La voix rauque qui vociférait cette malédiction était accompagnée d’images cauchemardesques, rendant l’atmosphère encore plus pesante.

Les tiens mourront autour de toi et les flammes engloutiront ce qui est cher à tes yeux !

Cette fois, la voix tonnait tel un millier de tonnerres éclatant en même temps.

Liaňna s’éveilla en sursaut. Encore une fois, ce maudit rêve était venu la hanter.

S’étirant dans son lit de feuilles et de mousse automnale, elle sentit les premiers rayons du soleil lui caresser le visage et cela la rassura légèrement. Elle se leva, s’enveloppa dans sa cape en laine d’arliărk et se dirigea vers le ruisseau auprès duquel son groupe avait monté le camp deux jours plus tôt.

Les forces du Créateur et créatures de toutes sortes se faisant de plus en plus nombreuses dans la région, le chef de la tribu, craignant une invasion prochaine, les avait envoyés établir un poste de reconnaissance pour surveiller les alentours. Une fois arrivée au ruisseau, elle se dévêtit et plongea dans l’eau aussi claire que du cristal.

Le contact revigorant de l’eau fraîche sur son corps nu dissipa les derniers vestiges du cauchemar qui l’avait tirée de son sommeil et acheva de la réveiller totalement. Sortant la tête de l’eau, elle entendit la voix d’un de ses camarades qui l’appelait :

— Ho, la rouquine, bouge-toi ! s’exclama Erdån.

— J’arrive, Erd ! répondit la jeune femme avec un grand sourire espiègle.

Elle sortit de l’eau, se sécha rapidement, enfila prestement sa tenue de cuir, ajusta sa cape qu’elle venait de ramasser et se dirigea vers son lit où se trouvait le reste de ses affaires.

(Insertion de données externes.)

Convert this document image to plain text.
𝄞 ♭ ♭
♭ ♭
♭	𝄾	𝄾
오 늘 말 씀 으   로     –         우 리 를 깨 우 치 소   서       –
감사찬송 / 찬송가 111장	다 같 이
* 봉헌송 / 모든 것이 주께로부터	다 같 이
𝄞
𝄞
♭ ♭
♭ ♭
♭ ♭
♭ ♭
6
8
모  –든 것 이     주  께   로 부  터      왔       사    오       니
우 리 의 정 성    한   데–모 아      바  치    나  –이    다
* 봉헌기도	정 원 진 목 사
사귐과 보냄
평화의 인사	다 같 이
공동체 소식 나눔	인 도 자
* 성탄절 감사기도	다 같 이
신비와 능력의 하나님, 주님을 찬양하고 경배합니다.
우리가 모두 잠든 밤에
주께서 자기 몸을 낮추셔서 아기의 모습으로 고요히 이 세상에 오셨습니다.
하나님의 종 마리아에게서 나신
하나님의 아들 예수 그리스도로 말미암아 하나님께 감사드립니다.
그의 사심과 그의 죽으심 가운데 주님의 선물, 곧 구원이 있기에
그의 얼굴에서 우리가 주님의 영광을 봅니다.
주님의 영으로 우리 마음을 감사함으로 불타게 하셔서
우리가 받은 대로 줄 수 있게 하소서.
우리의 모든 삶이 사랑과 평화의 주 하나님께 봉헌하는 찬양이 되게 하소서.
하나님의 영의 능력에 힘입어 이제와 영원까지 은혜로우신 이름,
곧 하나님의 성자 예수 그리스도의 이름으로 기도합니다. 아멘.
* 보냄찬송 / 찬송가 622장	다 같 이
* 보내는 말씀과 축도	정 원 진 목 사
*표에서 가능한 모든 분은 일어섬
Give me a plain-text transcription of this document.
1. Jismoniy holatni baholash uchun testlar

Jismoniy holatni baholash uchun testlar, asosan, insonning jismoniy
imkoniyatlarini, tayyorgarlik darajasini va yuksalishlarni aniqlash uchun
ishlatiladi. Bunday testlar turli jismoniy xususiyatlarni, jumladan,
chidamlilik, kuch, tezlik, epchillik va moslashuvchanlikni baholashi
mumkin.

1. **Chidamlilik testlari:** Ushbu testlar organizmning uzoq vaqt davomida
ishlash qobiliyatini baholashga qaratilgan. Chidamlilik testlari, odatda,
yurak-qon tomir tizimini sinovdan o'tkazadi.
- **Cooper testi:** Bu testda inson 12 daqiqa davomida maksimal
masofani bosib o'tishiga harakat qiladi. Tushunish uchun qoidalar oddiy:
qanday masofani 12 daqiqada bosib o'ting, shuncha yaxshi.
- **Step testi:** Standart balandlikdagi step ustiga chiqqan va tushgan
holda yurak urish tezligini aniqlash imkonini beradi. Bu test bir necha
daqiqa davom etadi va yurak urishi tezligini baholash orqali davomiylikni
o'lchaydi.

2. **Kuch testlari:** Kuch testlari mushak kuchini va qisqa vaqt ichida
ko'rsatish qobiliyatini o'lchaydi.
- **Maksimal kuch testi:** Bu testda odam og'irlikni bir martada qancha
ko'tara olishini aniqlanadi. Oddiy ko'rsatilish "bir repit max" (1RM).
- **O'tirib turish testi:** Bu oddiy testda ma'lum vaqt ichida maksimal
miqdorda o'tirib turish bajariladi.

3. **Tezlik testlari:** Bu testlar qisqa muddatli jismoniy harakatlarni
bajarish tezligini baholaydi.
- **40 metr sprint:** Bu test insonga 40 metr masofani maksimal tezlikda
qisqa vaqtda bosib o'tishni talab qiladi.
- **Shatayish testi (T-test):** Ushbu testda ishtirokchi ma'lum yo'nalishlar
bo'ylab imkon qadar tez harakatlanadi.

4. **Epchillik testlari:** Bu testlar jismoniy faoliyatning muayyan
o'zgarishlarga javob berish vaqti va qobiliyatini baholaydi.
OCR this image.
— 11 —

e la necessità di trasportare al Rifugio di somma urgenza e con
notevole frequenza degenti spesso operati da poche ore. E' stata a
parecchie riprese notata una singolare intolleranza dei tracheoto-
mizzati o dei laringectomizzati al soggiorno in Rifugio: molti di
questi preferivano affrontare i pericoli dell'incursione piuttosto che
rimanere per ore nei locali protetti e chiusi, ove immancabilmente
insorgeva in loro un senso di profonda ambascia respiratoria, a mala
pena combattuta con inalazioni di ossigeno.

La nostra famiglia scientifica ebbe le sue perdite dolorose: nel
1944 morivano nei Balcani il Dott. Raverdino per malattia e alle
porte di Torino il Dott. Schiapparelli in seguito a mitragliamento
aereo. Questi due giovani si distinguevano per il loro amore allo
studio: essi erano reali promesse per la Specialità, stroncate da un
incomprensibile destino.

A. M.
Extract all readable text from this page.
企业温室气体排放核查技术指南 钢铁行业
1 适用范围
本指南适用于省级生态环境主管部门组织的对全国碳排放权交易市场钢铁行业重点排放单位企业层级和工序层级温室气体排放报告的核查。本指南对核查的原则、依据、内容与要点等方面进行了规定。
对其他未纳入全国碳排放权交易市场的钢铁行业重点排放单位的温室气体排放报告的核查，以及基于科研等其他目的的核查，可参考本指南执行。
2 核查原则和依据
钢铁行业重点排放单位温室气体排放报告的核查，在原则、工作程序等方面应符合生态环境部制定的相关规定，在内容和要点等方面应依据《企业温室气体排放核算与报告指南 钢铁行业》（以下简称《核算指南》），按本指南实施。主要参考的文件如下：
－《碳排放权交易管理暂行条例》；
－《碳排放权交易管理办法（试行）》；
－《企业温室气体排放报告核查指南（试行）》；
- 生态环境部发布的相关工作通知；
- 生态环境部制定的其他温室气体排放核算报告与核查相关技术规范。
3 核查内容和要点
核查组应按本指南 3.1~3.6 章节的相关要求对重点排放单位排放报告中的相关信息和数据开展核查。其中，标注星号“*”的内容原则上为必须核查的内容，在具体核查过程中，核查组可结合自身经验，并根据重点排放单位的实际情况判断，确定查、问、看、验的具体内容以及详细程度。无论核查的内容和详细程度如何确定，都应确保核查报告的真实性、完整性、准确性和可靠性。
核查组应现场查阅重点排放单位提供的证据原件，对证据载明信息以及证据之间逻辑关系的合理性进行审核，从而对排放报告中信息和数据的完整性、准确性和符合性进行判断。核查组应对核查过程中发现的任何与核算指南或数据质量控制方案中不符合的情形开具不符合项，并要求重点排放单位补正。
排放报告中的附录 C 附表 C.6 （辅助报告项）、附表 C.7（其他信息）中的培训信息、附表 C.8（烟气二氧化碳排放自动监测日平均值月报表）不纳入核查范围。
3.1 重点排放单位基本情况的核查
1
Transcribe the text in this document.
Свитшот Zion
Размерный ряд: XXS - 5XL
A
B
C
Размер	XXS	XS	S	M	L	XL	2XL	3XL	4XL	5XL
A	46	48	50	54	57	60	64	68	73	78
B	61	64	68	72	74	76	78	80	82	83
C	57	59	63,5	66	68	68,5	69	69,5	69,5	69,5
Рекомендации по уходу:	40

Son équipement était composé d’un arc long en bois d’irgån accompagné d’une vingtaine de flèches, d’une épée finement ouvragée à lame légèrement courbée en acier nørklif, de deux grands coutelas acérés et d’une dizaine de couteaux de lancer. Ce véritable arsenal n’était que l’attirail élémentaire des Altyriåns, les unités de reconnaissance d’élite du clan des Harchķaegs.

Rangeant son épée dans le fourreau qui se trouvait dans son dos ainsi que ses deux coutelas dans leurs étuis respectifs battant ses flancs, Liaňna s’empara de son arc et rejoignit les autres membres de son groupe qui se hâtaient dans le campement. Le capitaine du groupe était un homme de taille et de carrure moyennes qui avait déjà vécu de nombreux hivers. Ses cheveux courts tiraient désormais vers le gris et sa barbe bien fournie, de couleur identique à celle de ses cheveux, était parée de perles runiques. Son visage, creusé par les années, était traversé par une large cicatrice qui lui barrait l’œil gauche. Néanmoins, la perte de l'un de ses yeux n’avait rien changé à l’intensité de son regard, bien au contraire ; celui qui lui restait était constamment aux aguets et semblait transpercer l’âme de ceux sur lesquels il se posait.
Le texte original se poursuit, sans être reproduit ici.